Halka zorla giydirip, Avrupa’nın şapkasını
Yaptık diye övündüler, “ inkılâp”ın hasını
Müslüman halk istemedi, “devrim” in şapkasını
Şapka için “kopardılar”, çok masum “kafasını”
Önce pozitivizme koştular, İslamı reddederek
Hıristiyanlığa da döndüler, batıya imrenerek
Laik devlete bağlı, “resmi din”e ihtiyaç vardı
İslam’ı denetime almak, varılan son karardı
Bu amaçla kuruldu,“ulusal din”in diyaneti
Laik devlete sadakatle, yapsın diye hizmeti
Denetime alındı, dini eğitim ve dini hayat
Bu art niyetle açıldı, İmam Hatip ve İlahiyat
Laikliğe uygun hale getirmek için İslam’ı
Eğitimde hedeflendi, modern, laik din adamı
Ulaştı sistem, çok büyük oranda, bu hedefine
Yine de rastlandı, bilinçli az sayıda mü’mine
Razı olmadılar burada, az da olsa fireye
Kapattılar İmam Hatip’i, başvurarak hileye
“Sekiz yıl” ile, darbe vurdular “dini” eğitime
Ve “YAŞ” sınırı koydular, Kur’an’i öğretime
Seküler kutsallar üretip, koştular paganizme
Hep İslam’la savaşarak, yol açtılar nihilizme
İslami kimlik yok olunca, doğdu da boşluk
Yayıldı tüm topluma, başıboşluk, sarhoşluk
İslam’ı dışlayınca, “iyi-doğru” ölçüsü kalktı
“Değer”siz ve “anlam”sız bataklıkta boğulan halktı
Değersizlik batağında yetişti, pek çok sapkınlık
Çete, fuhuş, uyuşturucu ve her türlü azgınlık
Sözde telaşa düştüler, bir de “misyonerlik”ten
Halbuki, “Kitap Ehli” üstündü, Kemalistlikten
Biz Müslüman’dık, laik, Kemalist olamazdık
İkiyüzlülük yapmadan, tüm hakikati yazdık
“Resmi din”i benimsemedik, Hakk’a bağlandık
Hak din İslam’ı seçtik, hep zulme maruz kaldık
Hemen saldırıya geçtiler, Hakkı susturmak için
Halkı sindirip, adalet talebini bastırmak için
1981-1983 Darbe (Danışma) Meclisinde Durum
Darbe meclisinde, ulusçuluk yaptım, alkışlandım
İslam’dan her bahsettiğimde, yuh çekilip dışlandım
Ancak meclis dışında, özgür hissederdim kendimi
Kemalist meclis bir kâbustu, arttırırdı derdimi
İslam’ı terennüm ettikçe, bu yolda yalnız kaldım
İkbal makamında sıkıldım, baskılardan bunaldım
Darbeciye karşı, mecliste savundum tesettürü
Sıralara vurup “yuh”çekti, zalimlerden bir “sürü”

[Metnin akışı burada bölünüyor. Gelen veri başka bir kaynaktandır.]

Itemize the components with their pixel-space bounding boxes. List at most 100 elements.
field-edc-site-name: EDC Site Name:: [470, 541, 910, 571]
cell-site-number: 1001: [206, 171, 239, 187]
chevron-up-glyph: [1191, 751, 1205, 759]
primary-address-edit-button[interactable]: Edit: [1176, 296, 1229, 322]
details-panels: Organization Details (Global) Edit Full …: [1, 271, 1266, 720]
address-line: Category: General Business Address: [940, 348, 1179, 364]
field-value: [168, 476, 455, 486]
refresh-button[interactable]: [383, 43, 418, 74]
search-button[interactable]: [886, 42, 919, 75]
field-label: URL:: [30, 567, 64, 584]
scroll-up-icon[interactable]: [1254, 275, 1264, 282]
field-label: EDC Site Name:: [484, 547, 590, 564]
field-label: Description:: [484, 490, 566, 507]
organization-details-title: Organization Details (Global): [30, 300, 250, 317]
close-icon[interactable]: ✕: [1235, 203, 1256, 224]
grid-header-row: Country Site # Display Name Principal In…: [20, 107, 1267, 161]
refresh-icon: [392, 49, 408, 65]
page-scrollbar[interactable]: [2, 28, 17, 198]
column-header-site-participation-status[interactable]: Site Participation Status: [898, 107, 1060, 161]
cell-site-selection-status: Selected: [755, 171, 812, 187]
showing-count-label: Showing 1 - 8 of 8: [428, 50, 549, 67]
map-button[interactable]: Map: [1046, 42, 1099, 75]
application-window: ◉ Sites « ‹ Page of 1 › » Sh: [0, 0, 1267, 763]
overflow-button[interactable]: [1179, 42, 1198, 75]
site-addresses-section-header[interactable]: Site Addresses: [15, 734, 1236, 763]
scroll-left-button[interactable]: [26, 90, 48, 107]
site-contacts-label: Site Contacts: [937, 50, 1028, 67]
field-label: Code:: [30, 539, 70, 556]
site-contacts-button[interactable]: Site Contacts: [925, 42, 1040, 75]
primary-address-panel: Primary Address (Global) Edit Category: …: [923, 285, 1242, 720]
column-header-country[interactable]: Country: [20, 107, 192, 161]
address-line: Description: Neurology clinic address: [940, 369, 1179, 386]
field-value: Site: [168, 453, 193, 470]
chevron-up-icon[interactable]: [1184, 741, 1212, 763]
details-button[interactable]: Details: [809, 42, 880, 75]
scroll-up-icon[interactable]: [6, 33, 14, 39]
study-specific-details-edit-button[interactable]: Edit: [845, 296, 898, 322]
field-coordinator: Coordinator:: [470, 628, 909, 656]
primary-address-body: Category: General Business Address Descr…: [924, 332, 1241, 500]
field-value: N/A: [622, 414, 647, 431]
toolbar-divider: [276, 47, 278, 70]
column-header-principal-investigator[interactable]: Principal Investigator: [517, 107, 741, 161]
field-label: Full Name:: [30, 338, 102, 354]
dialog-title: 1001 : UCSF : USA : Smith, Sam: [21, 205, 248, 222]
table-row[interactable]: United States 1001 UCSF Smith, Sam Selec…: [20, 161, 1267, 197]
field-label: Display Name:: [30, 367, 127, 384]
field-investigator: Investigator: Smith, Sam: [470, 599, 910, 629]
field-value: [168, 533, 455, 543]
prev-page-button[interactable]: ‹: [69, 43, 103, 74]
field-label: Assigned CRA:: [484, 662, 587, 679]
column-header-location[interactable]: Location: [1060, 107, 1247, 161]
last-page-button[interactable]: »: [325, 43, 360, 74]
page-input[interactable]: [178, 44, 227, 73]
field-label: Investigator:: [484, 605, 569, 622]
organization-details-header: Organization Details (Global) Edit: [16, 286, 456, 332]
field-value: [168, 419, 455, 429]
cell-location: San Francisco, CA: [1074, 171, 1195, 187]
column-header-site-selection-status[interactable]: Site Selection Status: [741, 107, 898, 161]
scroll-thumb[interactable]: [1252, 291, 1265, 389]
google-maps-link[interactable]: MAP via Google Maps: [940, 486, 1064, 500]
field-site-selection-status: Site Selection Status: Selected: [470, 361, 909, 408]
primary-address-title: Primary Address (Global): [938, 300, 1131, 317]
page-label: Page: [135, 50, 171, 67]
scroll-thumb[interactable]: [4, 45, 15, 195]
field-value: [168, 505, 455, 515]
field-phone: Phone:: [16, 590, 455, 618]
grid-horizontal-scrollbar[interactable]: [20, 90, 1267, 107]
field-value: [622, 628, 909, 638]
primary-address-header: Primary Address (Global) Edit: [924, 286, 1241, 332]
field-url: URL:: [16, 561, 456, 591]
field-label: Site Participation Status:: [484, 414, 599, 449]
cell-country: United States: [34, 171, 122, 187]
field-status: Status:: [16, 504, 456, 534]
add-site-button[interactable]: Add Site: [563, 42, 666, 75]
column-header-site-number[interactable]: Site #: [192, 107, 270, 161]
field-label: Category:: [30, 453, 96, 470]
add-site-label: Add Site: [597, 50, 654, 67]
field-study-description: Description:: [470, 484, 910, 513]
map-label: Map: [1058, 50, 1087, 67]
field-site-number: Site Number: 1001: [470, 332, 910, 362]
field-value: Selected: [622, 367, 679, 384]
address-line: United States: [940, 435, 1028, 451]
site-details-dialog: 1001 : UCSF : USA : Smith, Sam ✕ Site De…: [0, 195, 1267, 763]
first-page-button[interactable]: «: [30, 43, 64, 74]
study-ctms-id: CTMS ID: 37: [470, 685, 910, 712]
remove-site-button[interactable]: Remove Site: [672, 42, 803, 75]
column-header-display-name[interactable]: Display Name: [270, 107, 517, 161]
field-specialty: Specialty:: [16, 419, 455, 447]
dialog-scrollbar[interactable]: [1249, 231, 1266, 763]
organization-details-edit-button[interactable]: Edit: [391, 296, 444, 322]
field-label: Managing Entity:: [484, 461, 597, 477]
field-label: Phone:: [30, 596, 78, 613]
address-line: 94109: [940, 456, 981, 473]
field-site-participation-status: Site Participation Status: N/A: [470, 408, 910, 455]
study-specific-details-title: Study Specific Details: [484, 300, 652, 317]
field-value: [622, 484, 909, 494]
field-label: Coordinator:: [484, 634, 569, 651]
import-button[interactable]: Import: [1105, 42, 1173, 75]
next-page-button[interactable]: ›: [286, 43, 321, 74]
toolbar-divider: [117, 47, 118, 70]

“Türkçüler” de horladı, tesettür konusunda beni
Rahatsız olup sorguladım, “Türk-İslam sentezi”ni
Sentezin ilk tarafı, memnun ediyordu her nefsi
İslam, bir slogan da olsa, rahatsız etti herkesi
Allah’ın ayetlerini okuyunca, laik mecliste
Kimse yanıma yanaşmıyordu, meclisteki kuliste
Bağnaz bir tepkiyle dışlandım, susturulmak istendim
İtirazım duyulmasın diye, boğulmak istendim
Hak, özgürlük taleplerim, faşistlere ters düşmüştü
Zalim “beyaz Türk”ler sürüsü, başıma üşüşmüştü
İnsan hak ve özgürlüğü, tehdit diye algılandı
Darbeci anayasa, bu önyargıyla kurgulandı
Hakk’a aykırı her şey, kolay kondu anayasaya
İslam’ı isteyince, hemen çağrıldım istifaya
Resmi ideoloji dayattı, despot anayasa
Farklılıkları yok etti, darbeci faşist yasa
Bu anayasaya “red” oyu verdim, aynı mecliste
Böyle oluştu, adımı yazdıkları kara liste
Hakk’ı kısmen haykırınca, sistemce karalandım
İstifa baskısıyla, generallerce sorgulandım
Evren, adeta çıldırmıştı, aykırı düştüm diye
Hemen sokulmak istendim, askere uygun çizgiye
İtiraz ettim, uymadım, dayatılan düşünceye
Büromun kapısı kırılıp, zarar verildi her şeye
Korkutmak istediler, hatta tehdit ettiler ölümle
Evimin kapısını zorlayıp, saldırdılar zulümle
Teslim olmadım korkuya, tavrımı sürdürdüm yine
Evren konuştu, “seçtiğimize pişman olduk” diye
Ondan sonra, sistem hedef yaptı, düşmanca davrandı
Hak, özgürlük yanlı çabam, hep dışlanarak kınandı
Birçok vetolar geldi, şu “kara liste”nin peşinden
Parti kurdum, aday oldum “veto” geldi Evren’den
Talep edince, hakkım olan bürokratik kadroyu
Bir de bu sebeple yedim, Kenan Evren’den vetoyu
Bakan Cantürk demişti, “yazık ettin istikbaline
Başörtüsünü savunmakla, zarar verdin kendine”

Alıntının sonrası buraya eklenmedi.